Jeremy Bentham - was an English author, jurist, philosopher, and legal and social reformer. He was enunciating a similar humanitarian social philosophy and consequent political reform. In Introduction to the Principles of Morals and Legislation (1789), Bentham argued, among other ideas, that society should be organized for the greatest benefit for the greatest number (Utilitarianism). In his Constitutional Code (1830), Bentham proposed radical new legislation dealing with such issues as prison reform, the establishment of a ministry of health, birth control, and a variety of sanitary measures.

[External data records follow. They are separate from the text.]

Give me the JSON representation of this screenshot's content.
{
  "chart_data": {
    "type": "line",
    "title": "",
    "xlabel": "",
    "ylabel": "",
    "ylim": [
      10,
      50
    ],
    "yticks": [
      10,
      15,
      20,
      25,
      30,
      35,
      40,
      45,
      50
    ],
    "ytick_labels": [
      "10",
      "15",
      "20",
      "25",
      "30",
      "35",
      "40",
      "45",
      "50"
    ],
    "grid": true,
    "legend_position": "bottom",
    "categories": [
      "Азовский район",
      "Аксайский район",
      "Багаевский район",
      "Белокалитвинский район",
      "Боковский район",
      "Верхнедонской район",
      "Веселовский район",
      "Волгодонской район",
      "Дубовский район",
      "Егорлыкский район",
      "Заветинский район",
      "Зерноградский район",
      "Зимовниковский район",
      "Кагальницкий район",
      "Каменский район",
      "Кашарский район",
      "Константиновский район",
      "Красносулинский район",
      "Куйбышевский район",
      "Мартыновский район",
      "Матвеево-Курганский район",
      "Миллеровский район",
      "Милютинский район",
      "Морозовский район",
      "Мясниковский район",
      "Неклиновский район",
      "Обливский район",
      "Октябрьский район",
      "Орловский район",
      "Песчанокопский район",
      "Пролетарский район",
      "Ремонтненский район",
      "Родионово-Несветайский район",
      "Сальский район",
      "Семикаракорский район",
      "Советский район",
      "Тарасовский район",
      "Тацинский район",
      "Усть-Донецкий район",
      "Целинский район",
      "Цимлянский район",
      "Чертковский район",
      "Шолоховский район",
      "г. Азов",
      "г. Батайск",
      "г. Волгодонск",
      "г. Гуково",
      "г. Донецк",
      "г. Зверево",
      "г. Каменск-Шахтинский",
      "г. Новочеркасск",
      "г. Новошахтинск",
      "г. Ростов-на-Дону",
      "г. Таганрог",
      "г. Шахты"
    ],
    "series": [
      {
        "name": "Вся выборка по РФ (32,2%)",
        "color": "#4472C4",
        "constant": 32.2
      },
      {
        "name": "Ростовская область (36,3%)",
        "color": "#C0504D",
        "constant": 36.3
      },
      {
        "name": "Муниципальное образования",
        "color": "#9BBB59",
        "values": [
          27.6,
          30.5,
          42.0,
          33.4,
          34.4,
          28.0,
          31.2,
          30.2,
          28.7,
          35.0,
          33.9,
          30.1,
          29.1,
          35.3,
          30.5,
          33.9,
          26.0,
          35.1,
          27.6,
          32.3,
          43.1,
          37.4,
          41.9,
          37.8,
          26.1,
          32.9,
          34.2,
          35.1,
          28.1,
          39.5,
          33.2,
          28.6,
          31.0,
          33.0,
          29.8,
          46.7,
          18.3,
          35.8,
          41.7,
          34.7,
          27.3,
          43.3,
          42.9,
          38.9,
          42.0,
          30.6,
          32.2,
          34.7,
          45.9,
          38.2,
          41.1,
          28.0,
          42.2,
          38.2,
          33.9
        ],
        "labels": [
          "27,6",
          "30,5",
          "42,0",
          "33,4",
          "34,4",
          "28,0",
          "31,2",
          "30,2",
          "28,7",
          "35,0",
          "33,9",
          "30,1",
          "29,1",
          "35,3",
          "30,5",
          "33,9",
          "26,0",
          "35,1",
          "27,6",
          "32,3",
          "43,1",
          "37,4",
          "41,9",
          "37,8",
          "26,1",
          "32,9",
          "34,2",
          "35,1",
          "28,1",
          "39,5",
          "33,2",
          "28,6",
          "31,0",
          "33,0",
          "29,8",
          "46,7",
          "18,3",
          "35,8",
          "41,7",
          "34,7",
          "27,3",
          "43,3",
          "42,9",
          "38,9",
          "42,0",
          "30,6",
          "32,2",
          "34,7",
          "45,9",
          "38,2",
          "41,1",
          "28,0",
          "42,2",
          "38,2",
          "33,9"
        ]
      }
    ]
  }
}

But it was his "disciple" Edwin Chadwick who basically implemented Bentham's principles. Chadwick had been secretary of England's Poor Law Commission, established in 1834 to effectuate the New Poor Law, and was aware of the pervading interaction of disease and poverty. Thus, when the Commission undertook a special study in 1839 of the prevalence and causation of preventable diseases, particularly of the working poor, Chadwick took the lead. The resulting publication, General Report on the Sanitary Condition of the Labouring Population of Great Britain (1842), is considered one of the most important documents of modern public health. Unwilling to administer an act of which he was largely the author in any way other than the way he thought best, he found it hard to get along with his superiors. This disagreement, among others, contributed to the dissolution of the Poor Law Commission in 1847. Chadwick's chief contribution to political controversy was his belief in entrusting certain departments of local affairs to trained and selected experts, instead of two representatives elected on the principle of local self-government.

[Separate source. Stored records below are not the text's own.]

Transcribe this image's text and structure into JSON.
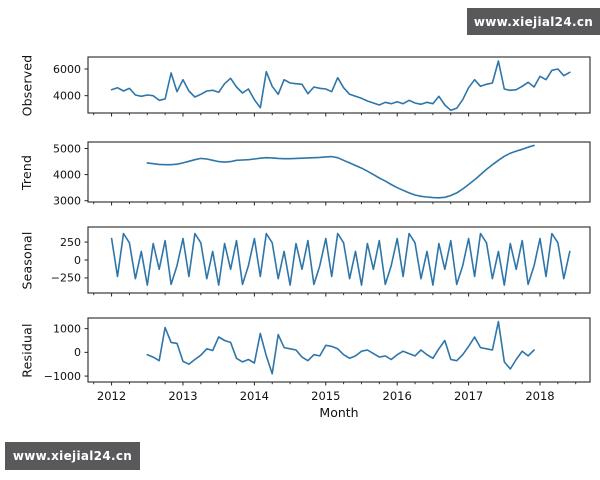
{
  "watermarks": {
    "top": {
      "text": "www.xiejial24.cn"
    },
    "bottom": {
      "text": "www.xiejial24.cn"
    },
    "bg_color": "#59595c",
    "fg_color": "#ffffff"
  },
  "style": {
    "line_color": "#2e76a9",
    "axis_color": "#262626",
    "tick_text_color": "#111111",
    "panel_bg": "#ffffff"
  },
  "shared_x": {
    "label": "Month",
    "ticks": [
      2012,
      2013,
      2014,
      2015,
      2016,
      2017,
      2018
    ],
    "lim": [
      2011.67,
      2018.7
    ],
    "minor_step": 0.25
  },
  "chart_data": [
    {
      "type": "line",
      "ylabel": "Observed",
      "yticks": [
        4000,
        6000
      ],
      "ylim": [
        2700,
        6900
      ],
      "x_start": 2012.0,
      "x_step": 0.0833333,
      "values": [
        4450,
        4600,
        4350,
        4550,
        4050,
        3950,
        4050,
        4000,
        3650,
        3750,
        5700,
        4300,
        5200,
        4350,
        3900,
        4100,
        4350,
        4400,
        4250,
        4900,
        5300,
        4650,
        4200,
        4500,
        3700,
        3100,
        5800,
        4700,
        4100,
        5200,
        4950,
        4900,
        4850,
        4150,
        4650,
        4550,
        4500,
        4300,
        5350,
        4600,
        4100,
        3950,
        3800,
        3600,
        3450,
        3300,
        3500,
        3400,
        3550,
        3400,
        3650,
        3450,
        3350,
        3500,
        3400,
        3950,
        3300,
        2900,
        3050,
        3700,
        4600,
        5200,
        4700,
        4850,
        4950,
        6600,
        4500,
        4400,
        4450,
        4700,
        5000,
        4650,
        5450,
        5200,
        5900,
        6000,
        5500,
        5750
      ]
    },
    {
      "type": "line",
      "ylabel": "Trend",
      "yticks": [
        3000,
        4000,
        5000
      ],
      "ylim": [
        2950,
        5250
      ],
      "x_start": 2012.5,
      "x_step": 0.0833333,
      "values": [
        4450,
        4420,
        4390,
        4380,
        4380,
        4400,
        4450,
        4510,
        4570,
        4620,
        4600,
        4550,
        4500,
        4480,
        4500,
        4550,
        4560,
        4570,
        4600,
        4630,
        4650,
        4640,
        4620,
        4610,
        4610,
        4620,
        4630,
        4640,
        4650,
        4660,
        4680,
        4690,
        4650,
        4550,
        4450,
        4350,
        4250,
        4130,
        4000,
        3870,
        3750,
        3620,
        3500,
        3400,
        3300,
        3220,
        3170,
        3140,
        3120,
        3110,
        3130,
        3200,
        3300,
        3450,
        3620,
        3800,
        4000,
        4200,
        4380,
        4550,
        4700,
        4820,
        4900,
        4970,
        5050,
        5120
      ]
    },
    {
      "type": "line",
      "ylabel": "Seasonal",
      "yticks": [
        -250,
        0,
        250
      ],
      "ylim": [
        -460,
        460
      ],
      "x_start": 2012.0,
      "x_step": 0.0833333,
      "values": [
        300,
        -230,
        370,
        240,
        -260,
        120,
        -350,
        230,
        -130,
        270,
        -340,
        -80,
        300,
        -230,
        370,
        240,
        -260,
        120,
        -350,
        230,
        -130,
        270,
        -340,
        -80,
        300,
        -230,
        370,
        240,
        -260,
        120,
        -350,
        230,
        -130,
        270,
        -340,
        -80,
        300,
        -230,
        370,
        240,
        -260,
        120,
        -350,
        230,
        -130,
        270,
        -340,
        -80,
        300,
        -230,
        370,
        240,
        -260,
        120,
        -350,
        230,
        -130,
        270,
        -340,
        -80,
        300,
        -230,
        370,
        240,
        -260,
        120,
        -350,
        230,
        -130,
        270,
        -340,
        -80,
        300,
        -230,
        370,
        240,
        -260,
        120
      ]
    },
    {
      "type": "line",
      "ylabel": "Residual",
      "yticks": [
        -1000,
        0,
        1000
      ],
      "ylim": [
        -1250,
        1450
      ],
      "x_start": 2012.5,
      "x_step": 0.0833333,
      "values": [
        -100,
        -200,
        -350,
        1050,
        420,
        380,
        -380,
        -500,
        -300,
        -120,
        150,
        80,
        650,
        500,
        420,
        -250,
        -400,
        -300,
        -450,
        800,
        -150,
        -900,
        750,
        200,
        150,
        100,
        -200,
        -350,
        -100,
        -150,
        300,
        250,
        150,
        -100,
        -250,
        -150,
        50,
        100,
        -50,
        -200,
        -150,
        -300,
        -100,
        50,
        -50,
        -150,
        100,
        -100,
        -250,
        150,
        500,
        -300,
        -350,
        -100,
        250,
        650,
        200,
        150,
        100,
        1300,
        -400,
        -700,
        -300,
        50,
        -150,
        100
      ]
    }
  ]
}
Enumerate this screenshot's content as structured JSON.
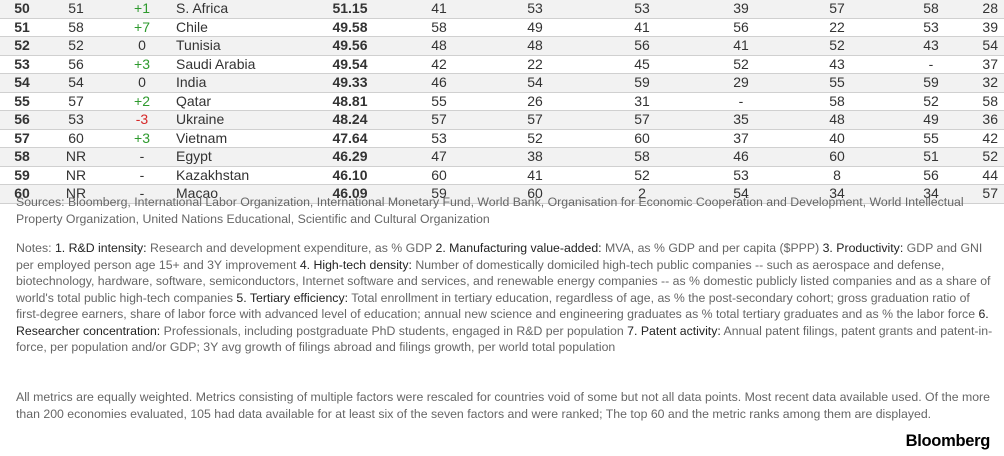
{
  "rows": [
    {
      "rank": "50",
      "prev": "51",
      "change": "+1",
      "country": "S. Africa",
      "score": "51.15",
      "m1": "41",
      "m2": "53",
      "m3": "53",
      "m4": "39",
      "m5": "57",
      "m6": "58",
      "m7": "28"
    },
    {
      "rank": "51",
      "prev": "58",
      "change": "+7",
      "country": "Chile",
      "score": "49.58",
      "m1": "58",
      "m2": "49",
      "m3": "41",
      "m4": "56",
      "m5": "22",
      "m6": "53",
      "m7": "39"
    },
    {
      "rank": "52",
      "prev": "52",
      "change": "0",
      "country": "Tunisia",
      "score": "49.56",
      "m1": "48",
      "m2": "48",
      "m3": "56",
      "m4": "41",
      "m5": "52",
      "m6": "43",
      "m7": "54"
    },
    {
      "rank": "53",
      "prev": "56",
      "change": "+3",
      "country": "Saudi Arabia",
      "score": "49.54",
      "m1": "42",
      "m2": "22",
      "m3": "45",
      "m4": "52",
      "m5": "43",
      "m6": "-",
      "m7": "37"
    },
    {
      "rank": "54",
      "prev": "54",
      "change": "0",
      "country": "India",
      "score": "49.33",
      "m1": "46",
      "m2": "54",
      "m3": "59",
      "m4": "29",
      "m5": "55",
      "m6": "59",
      "m7": "32"
    },
    {
      "rank": "55",
      "prev": "57",
      "change": "+2",
      "country": "Qatar",
      "score": "48.81",
      "m1": "55",
      "m2": "26",
      "m3": "31",
      "m4": "-",
      "m5": "58",
      "m6": "52",
      "m7": "58"
    },
    {
      "rank": "56",
      "prev": "53",
      "change": "-3",
      "country": "Ukraine",
      "score": "48.24",
      "m1": "57",
      "m2": "57",
      "m3": "57",
      "m4": "35",
      "m5": "48",
      "m6": "49",
      "m7": "36"
    },
    {
      "rank": "57",
      "prev": "60",
      "change": "+3",
      "country": "Vietnam",
      "score": "47.64",
      "m1": "53",
      "m2": "52",
      "m3": "60",
      "m4": "37",
      "m5": "40",
      "m6": "55",
      "m7": "42"
    },
    {
      "rank": "58",
      "prev": "NR",
      "change": "-",
      "country": "Egypt",
      "score": "46.29",
      "m1": "47",
      "m2": "38",
      "m3": "58",
      "m4": "46",
      "m5": "60",
      "m6": "51",
      "m7": "52"
    },
    {
      "rank": "59",
      "prev": "NR",
      "change": "-",
      "country": "Kazakhstan",
      "score": "46.10",
      "m1": "60",
      "m2": "41",
      "m3": "52",
      "m4": "53",
      "m5": "8",
      "m6": "56",
      "m7": "44"
    },
    {
      "rank": "60",
      "prev": "NR",
      "change": "-",
      "country": "Macao",
      "score": "46.09",
      "m1": "59",
      "m2": "60",
      "m3": "2",
      "m4": "54",
      "m5": "34",
      "m6": "34",
      "m7": "57"
    }
  ],
  "sources": "Sources: Bloomberg, International Labor Organization, International Monetary Fund, World Bank, Organisation for Economic Cooperation and Development, World Intellectual Property Organization, United Nations Educational, Scientific and Cultural Organization",
  "notes": {
    "prefix": "Notes: ",
    "items": [
      {
        "label": "1. R&D intensity:",
        "text": " Research and development expenditure, as % GDP "
      },
      {
        "label": "2. Manufacturing value-added:",
        "text": " MVA, as % GDP and per capita ($PPP) "
      },
      {
        "label": "3. Productivity:",
        "text": " GDP and GNI per employed person age 15+ and 3Y improvement "
      },
      {
        "label": "4. High-tech density:",
        "text": " Number of domestically domiciled high-tech public companies -- such as aerospace and defense, biotechnology, hardware, software, semiconductors, Internet software and services, and renewable energy companies -- as % domestic publicly listed companies and as a share of world's total public high-tech companies "
      },
      {
        "label": "5. Tertiary efficiency:",
        "text": " Total enrollment in tertiary education, regardless of age, as % the post-secondary cohort; gross graduation ratio of first-degree earners, share of labor force with advanced level of education; annual new science and engineering graduates as % total tertiary graduates and as % the labor force "
      },
      {
        "label": "6. Researcher concentration:",
        "text": " Professionals, including postgraduate PhD students, engaged in R&D per population "
      },
      {
        "label": "7. Patent activity:",
        "text": " Annual patent filings, patent grants and patent-in-force, per population and/or GDP; 3Y avg growth of filings abroad and filings growth, per world total population"
      }
    ]
  },
  "methodology": "All metrics are equally weighted. Metrics consisting of multiple factors were rescaled for countries void of some but not all data points. Most recent data available used. Of the more than 200 economies evaluated, 105 had data available for at least six of the seven factors and were ranked; The top 60 and the metric ranks among them are displayed.",
  "logo": "Bloomberg",
  "colors": {
    "positive": "#2e9a2e",
    "negative": "#d62828",
    "row_alt": "#f2f2f2"
  }
}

Charles-Edward Winslow - was an American bacteriologist and public health expert. During a time dominated by discoveries in bacteriology, he emphasized a broader perspective on causation, adopting a more holistic perspective. The department under his direction was a catalyst for health reform in Connecticut. It was Winslow who defined public health as "the science and art of preventing disease, prolonging life, and promoting physical health and efficiency through organized community efforts for the sanitation of the environment, the control of community infections, the education of the individual in principles of personal hygiene, the organization of medical and nursing service for the early diagnosis and preventive treatment of disease, and the development of the social machinery which will ensure to every individual in the community a standard of living adequate for the maintenance of health."